C# generics performance vs interface

Question

Consider the following C# code:

interface IFace
{
    void Do();
}

class Foo: IFace
{
    public void Do() { /* some action */ }
}

class Bar
{
    public void A(Foo foo) 
    {
        foo.Do();
    }

    public void B<T>(T foo)
        where T: IFace
    {
        foo.Do();
    }

    public void C(IFace foo)
    {
        foo.Do();
    }

    public void D<T>(T foo)
        where T: class, IFace
    {
        foo.Do();
    }
}

with the following usage:

Foo foo = new Foo();
Bar bar = new Bar();

MeasureExecutionTime(() => bar.A(foo), "A");
MeasureExecutionTime(() => bar.B(foo), "B");
MeasureExecutionTime(() => bar.C(foo), "C");
MeasureExecutionTime(() => bar.D(foo), "D");

The results (VS2015, .NET 4.5.2) are:

A: 3,00 ns/op, 333,4 mop/s

B: 5,74 ns/op, 174,3 mop/s

C: 5,55 ns/op, 180,3 mop/s

D: 5,64 ns/op, 177,4 mop/s

I want to know why using the generic method B has completely no advantage over using interface in both x86 and x64 modes (like C++ templates vs virtual calls). The generic method is even slightly slower than non-generic interface-based method (this effect is steady and remains when B and C measurements are swapped).

Appendix: MeasureExecutionTime code can be found here: https://gist.github.com/anonymous/9d60f5d09868ed3a00ec00f413f6afb0

Update: I have tested the code on Mono, the results are the following:

andrew@ubuntu-nas:/data/mono/json/x64$ mono Test.exe

A: 3.40 ns/op, 294.0 mop/s

B: 3.40 ns/op, 293.7 mop/s

C: 6.80 ns/op, 147.1 mop/s

D: 3.40 ns/op, 294.2 mop/s

The generated IL code can be found here: https://gist.github.com/anonymous/58df84eda906e83c64ce1b4fdc5497fb

MS and Mono generates the same IL code except for the method D. Nevertheless, it cannot explain the difference for the method B. If I run MS-generated code by Mono without recompilation, the results for the method D become the same as for B.

Answer 1

I want to know why using the generic method B has completely no advantage over using interface in both x86 and x64 modes (like C++ templates vs virtual calls).

CLR generics are not C++ templates.

Templates are basically a search-and-replace mechanism; if you have ten instantiations of a template then ten copies of the source code are generated and all compiled and optimized. This trades off improved optimizations at compile time against increased compile time and increased binary size.

Generics, by contrast, are compiled once to IL by the C# compiler, and then code is generated for each instantiation of the generic by the jitter. However, as an implementation detail, all instantiations that give reference types for the type arguments use the same generated code. So if you have a method C<T>.M(T t), and it is called with T being both string and IList, then the x86 (or whatever) code is generated once and used for both cases.
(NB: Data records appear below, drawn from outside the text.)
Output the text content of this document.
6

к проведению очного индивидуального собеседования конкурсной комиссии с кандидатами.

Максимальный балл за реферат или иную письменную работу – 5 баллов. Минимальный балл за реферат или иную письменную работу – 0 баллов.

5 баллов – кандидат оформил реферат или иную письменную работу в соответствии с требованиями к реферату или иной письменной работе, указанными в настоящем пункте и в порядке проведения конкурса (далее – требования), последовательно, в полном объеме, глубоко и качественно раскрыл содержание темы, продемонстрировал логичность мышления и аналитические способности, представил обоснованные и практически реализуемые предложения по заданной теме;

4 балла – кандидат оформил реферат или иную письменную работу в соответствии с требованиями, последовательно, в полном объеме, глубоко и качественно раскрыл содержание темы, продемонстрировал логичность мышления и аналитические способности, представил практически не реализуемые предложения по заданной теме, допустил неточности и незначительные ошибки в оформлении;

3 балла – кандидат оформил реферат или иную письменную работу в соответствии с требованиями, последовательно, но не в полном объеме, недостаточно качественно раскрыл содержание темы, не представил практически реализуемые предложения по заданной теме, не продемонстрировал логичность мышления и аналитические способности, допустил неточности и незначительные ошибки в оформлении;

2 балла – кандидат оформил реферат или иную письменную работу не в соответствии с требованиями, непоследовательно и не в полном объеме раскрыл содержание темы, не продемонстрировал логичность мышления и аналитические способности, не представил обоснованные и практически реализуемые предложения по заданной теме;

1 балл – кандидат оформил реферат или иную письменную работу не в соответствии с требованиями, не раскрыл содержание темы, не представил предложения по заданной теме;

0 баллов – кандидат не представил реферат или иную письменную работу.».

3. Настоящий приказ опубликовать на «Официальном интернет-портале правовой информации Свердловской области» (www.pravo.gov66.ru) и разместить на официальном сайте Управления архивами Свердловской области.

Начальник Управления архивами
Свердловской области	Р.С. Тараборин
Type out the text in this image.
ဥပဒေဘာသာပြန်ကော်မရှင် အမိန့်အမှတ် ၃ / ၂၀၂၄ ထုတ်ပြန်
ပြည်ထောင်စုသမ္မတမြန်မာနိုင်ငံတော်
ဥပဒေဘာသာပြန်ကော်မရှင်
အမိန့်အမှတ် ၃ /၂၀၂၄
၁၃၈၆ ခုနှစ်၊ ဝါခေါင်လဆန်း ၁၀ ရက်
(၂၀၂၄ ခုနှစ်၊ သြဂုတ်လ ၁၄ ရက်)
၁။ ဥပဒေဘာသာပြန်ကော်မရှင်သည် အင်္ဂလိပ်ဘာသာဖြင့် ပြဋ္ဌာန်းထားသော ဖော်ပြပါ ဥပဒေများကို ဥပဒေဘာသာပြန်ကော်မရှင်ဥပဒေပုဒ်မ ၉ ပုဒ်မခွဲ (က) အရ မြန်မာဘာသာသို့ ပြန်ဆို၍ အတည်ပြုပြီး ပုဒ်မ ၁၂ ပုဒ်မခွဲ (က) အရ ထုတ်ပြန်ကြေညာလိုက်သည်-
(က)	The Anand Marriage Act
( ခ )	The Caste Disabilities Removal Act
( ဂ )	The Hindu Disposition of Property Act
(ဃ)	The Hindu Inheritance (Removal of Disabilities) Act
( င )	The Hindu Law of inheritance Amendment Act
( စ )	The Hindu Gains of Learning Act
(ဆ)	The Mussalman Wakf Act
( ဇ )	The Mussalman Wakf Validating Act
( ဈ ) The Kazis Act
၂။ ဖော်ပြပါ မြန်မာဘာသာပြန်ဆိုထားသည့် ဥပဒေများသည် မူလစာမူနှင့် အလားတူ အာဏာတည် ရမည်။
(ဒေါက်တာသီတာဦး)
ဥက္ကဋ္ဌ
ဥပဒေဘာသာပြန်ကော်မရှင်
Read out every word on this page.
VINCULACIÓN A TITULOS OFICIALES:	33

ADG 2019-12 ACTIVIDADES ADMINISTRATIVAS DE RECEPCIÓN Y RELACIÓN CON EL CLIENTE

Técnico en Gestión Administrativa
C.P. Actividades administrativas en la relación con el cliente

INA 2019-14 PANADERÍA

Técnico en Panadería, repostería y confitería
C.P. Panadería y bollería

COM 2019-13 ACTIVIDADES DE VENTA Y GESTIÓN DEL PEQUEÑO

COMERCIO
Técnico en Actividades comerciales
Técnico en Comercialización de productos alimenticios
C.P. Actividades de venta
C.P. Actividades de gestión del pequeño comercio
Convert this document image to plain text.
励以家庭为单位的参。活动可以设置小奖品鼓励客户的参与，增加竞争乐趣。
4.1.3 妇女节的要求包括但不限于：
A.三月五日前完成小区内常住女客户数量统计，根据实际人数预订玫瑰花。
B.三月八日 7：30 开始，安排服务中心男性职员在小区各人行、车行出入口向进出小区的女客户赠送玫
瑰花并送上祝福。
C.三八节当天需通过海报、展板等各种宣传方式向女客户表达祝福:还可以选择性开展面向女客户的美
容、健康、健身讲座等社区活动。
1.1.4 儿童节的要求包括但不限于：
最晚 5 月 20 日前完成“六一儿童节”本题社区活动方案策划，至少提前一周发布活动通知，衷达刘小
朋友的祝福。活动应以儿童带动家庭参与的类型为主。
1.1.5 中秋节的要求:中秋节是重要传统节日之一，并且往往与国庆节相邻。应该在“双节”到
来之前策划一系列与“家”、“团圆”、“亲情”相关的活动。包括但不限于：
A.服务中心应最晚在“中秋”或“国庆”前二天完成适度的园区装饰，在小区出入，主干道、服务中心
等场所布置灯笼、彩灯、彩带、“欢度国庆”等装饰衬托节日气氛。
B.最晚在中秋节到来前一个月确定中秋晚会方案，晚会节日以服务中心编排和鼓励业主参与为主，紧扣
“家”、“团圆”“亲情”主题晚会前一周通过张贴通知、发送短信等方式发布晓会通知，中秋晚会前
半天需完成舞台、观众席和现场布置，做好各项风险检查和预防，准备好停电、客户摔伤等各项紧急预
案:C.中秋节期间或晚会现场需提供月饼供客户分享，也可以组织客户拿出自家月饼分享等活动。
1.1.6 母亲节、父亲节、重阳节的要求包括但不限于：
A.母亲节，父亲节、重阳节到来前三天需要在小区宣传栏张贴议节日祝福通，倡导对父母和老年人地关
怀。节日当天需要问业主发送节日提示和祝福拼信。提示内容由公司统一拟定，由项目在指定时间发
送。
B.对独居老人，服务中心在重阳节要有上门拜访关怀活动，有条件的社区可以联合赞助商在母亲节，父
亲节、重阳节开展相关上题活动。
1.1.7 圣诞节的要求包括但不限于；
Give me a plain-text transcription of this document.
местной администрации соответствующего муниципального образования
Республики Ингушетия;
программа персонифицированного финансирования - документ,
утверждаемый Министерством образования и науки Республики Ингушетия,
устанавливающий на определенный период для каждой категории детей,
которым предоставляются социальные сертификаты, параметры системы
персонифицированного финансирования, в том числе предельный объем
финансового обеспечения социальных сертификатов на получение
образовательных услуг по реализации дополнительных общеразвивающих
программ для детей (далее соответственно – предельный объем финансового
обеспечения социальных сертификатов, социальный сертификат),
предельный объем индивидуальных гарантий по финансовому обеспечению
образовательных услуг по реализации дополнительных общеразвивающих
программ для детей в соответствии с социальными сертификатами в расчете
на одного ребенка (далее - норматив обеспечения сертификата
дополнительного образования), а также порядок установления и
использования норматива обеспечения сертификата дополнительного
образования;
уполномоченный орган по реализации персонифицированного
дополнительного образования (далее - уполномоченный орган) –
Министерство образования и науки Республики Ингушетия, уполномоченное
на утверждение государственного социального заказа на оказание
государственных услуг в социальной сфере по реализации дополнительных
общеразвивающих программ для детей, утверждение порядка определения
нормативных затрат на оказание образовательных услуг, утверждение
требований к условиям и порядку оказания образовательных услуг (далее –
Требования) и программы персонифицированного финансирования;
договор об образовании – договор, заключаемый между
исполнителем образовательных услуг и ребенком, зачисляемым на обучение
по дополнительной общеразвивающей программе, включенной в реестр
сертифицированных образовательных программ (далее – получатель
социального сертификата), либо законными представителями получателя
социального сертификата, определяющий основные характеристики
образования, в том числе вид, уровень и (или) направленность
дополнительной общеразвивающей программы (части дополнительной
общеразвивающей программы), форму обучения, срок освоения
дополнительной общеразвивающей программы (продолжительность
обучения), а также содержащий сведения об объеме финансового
Therefore there is no getting around any penalty imposed by virtual function invocations or interface invocations. (Which use similar but somewhat different mechanisms.) If, say T.ToString() is called inside the method, then the jitter does not say "oh, I happen to know that if T is string then ToString is an identity; I will elide the virtual function call", or inline the body, or any such thing.

This optimization trades off decreased jit time and smaller memory usage for slightly slower invocations.

If that performance tradeoff is not the one you want, then don't use generics, interfaces or virtual function calls.

Answer 2

If you compile and look at the IL you will see that the generic version is exactly the same as the non-generic interface version, with an additional type constraint check first, which makes it slightly slower, although the difference is likely negligible in real code anyway. Even the virtual call on an interface makes a much bigger difference, and clean code is usually going to be much more important than a nanosecond here or there.

https://msdn.microsoft.com/en-us/library/system.reflection.emit.opcodes.constrained(v=vs.110).aspx

Bar.A:
IL_0000:  ldarg.1     
IL_0001:  callvirt    UserQuery+Foo.Do
IL_0006:  ret         

Bar.B:
IL_0000:  ldarga.s    01 
IL_0002:  constrained. 01 00 00 1B 
IL_0008:  callvirt    UserQuery+IFace.Do
IL_000D:  ret         

Bar.C:
IL_0000:  ldarg.1     
IL_0001:  callvirt    UserQuery+IFace.Do
IL_0006:  ret   

Generics in .net are not the same thing as templates in C++.

Answer 3

I think that is because you are incurring both Interface constraint checks and generic itself, compared to just passing a interface typed parameter. The difference though is not that big.